The team wrapped up its three-day visit to Taipei with the press conference yesterday morning before leaving for its next destination, Beijing.
While declining to directly com-ment on the situation in Taiwan, Young said every country with an outbreak of the disease has found it a key challenge to ensure that its health-care system remains intact.
Pertinent measures in the Canadian experience included reinforced infection controls, provision of a sufficient quantity of protective gear for health-care workers, suspension of all visits to hospitals and the temporary suspension of clinic operations in hospitals.
These broad and sweeping measures applied to all 330 hospitals in the province without exception, Young said. , who is
Five of these hospitals saw transmissions, although no trans-missions took place on any form of public transportation or in schools, the team members said.

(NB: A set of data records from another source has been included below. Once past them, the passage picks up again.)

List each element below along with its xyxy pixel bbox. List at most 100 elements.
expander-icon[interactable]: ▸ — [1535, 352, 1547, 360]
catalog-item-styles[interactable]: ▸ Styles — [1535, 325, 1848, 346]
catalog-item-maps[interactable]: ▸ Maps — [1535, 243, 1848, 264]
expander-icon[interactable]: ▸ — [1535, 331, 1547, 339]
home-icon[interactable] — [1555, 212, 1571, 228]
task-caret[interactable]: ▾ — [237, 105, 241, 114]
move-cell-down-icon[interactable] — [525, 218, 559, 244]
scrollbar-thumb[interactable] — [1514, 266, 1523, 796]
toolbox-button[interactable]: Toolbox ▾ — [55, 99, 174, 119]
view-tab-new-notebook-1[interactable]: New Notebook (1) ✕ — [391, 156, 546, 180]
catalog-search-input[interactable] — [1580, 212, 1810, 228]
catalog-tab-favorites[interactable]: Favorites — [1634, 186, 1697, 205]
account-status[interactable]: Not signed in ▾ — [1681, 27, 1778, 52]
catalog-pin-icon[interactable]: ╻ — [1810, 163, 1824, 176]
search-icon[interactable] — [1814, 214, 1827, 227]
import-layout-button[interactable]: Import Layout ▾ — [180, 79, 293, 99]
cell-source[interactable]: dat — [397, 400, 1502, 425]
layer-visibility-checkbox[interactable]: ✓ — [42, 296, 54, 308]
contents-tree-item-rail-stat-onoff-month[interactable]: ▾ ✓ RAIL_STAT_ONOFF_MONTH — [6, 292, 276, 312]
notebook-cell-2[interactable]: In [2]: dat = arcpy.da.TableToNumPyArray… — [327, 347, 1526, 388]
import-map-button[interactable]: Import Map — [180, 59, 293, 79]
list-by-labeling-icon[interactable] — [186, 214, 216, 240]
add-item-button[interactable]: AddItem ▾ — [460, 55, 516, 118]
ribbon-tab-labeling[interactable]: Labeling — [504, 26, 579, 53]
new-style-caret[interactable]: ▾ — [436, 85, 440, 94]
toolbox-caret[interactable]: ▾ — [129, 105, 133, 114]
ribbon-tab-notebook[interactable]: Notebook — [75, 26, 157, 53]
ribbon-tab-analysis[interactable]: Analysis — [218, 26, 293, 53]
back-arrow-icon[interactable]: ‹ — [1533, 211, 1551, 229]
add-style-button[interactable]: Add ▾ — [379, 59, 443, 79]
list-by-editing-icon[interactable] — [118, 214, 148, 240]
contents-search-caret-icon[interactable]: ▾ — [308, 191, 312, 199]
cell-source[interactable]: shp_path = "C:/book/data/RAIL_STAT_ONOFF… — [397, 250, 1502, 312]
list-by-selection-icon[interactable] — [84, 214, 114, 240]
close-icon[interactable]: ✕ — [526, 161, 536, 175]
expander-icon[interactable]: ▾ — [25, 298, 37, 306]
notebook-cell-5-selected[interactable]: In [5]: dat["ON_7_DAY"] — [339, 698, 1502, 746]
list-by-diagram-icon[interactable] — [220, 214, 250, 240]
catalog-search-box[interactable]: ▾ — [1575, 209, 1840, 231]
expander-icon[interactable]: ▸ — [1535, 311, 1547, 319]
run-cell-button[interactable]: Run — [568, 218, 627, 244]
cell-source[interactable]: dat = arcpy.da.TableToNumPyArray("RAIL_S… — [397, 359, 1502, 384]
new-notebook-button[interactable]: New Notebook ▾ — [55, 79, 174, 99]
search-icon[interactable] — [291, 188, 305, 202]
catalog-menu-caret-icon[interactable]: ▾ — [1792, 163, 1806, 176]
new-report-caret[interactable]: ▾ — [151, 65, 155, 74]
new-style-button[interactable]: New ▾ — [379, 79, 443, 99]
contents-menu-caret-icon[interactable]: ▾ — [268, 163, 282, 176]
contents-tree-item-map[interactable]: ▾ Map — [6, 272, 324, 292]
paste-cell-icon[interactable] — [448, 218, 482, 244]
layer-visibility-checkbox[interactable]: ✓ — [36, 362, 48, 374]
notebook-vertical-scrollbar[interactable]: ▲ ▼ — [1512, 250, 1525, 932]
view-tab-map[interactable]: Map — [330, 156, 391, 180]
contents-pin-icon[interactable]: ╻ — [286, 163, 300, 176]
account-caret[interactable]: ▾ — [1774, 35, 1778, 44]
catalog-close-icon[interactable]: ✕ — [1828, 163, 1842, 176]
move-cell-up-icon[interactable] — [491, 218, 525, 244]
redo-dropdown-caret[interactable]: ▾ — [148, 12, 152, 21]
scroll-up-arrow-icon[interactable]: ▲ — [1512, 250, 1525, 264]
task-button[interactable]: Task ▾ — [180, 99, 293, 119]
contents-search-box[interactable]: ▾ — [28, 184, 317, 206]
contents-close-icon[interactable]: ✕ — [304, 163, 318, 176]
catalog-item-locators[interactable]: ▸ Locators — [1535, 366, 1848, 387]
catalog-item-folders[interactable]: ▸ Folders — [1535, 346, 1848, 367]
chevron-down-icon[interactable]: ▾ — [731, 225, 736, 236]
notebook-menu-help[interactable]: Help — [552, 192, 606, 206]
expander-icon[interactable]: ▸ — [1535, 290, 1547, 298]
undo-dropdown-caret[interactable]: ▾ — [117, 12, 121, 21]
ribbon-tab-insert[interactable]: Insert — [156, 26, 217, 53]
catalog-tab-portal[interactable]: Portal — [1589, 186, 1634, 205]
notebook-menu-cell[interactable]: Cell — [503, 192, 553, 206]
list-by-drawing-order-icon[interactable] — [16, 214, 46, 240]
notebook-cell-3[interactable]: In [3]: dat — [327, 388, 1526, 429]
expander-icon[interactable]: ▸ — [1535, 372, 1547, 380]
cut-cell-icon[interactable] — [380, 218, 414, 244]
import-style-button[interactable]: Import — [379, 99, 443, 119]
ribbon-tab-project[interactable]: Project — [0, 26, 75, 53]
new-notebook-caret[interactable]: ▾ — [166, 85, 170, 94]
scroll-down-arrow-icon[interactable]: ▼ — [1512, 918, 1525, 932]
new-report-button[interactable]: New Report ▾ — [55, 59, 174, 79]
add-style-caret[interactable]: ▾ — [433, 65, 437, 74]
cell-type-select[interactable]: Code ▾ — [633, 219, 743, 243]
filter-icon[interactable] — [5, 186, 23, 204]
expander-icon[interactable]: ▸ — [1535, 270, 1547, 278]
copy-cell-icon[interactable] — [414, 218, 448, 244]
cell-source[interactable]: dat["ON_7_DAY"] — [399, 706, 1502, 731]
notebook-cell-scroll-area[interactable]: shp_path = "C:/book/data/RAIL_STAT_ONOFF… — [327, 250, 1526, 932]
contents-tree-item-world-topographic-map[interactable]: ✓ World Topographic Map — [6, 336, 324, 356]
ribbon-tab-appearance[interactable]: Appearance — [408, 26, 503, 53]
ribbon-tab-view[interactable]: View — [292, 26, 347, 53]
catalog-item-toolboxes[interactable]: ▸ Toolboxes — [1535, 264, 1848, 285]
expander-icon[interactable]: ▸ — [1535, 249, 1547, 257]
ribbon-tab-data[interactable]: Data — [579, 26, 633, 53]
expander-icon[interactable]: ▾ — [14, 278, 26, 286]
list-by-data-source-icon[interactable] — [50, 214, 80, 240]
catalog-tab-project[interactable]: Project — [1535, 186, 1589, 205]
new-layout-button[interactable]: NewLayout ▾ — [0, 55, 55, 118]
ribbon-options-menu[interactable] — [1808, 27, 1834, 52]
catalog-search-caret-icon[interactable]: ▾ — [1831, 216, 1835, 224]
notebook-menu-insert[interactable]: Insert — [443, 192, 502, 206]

Bonnie Henry, associate medical officer of health at Toronto Public Health, said the Canadian approach also included more breaks and shorter working days for health workers on the frontlines of caring for SARS patients.
Pertinent re-education for health workers was also critical to help the medical staff protect themselves and attend to patients, Henry said.
Around two-thirds of the probable and suspected cases of the contagion in Canada were health workers, Henry said.
Sandra Callery, the infection prevention and control coordinator at St. Joseph's Health Center in Toronto, said she had not heard of any Canadian health workers resigning, although some were initially fearful when facing the new disease.
Over 150 health-care workers in Taiwan have resigned, apparently to protest what they said was less-than-sufficient supplies of medical and protective gear in the hospitals.
As of Wednesday, Health Canada, that nation's health ministry, has received reports of 318 probable or suspect cases of SARS, with 24 reported deaths.
"To date, transmission has been limited to specific transmission settings such as households, hospitals and specific community settings," Health Canada said on its Web site.
On May 14, the World Health Organization removed Toronto from its list of areas with recent local transmission.
The team left Canada for Hong Kong on May 13 and is scheduled to wrap up their trip to Asia today after their visit to Beijing, Young said.
The fourth team member is Tony Mazzulli, the deputy chief microbiologist at Toronto Medical Laboratories and Mount Sinai Hospital.
Meanwhile, a three-member Japanese medical mission, including two specialists in epidemic control and one official from the Interchange Association of Japan, is reportedly scheduled to arrive in Taipei on Monday for a four-day stay to help with the nation's anti-SARS effort.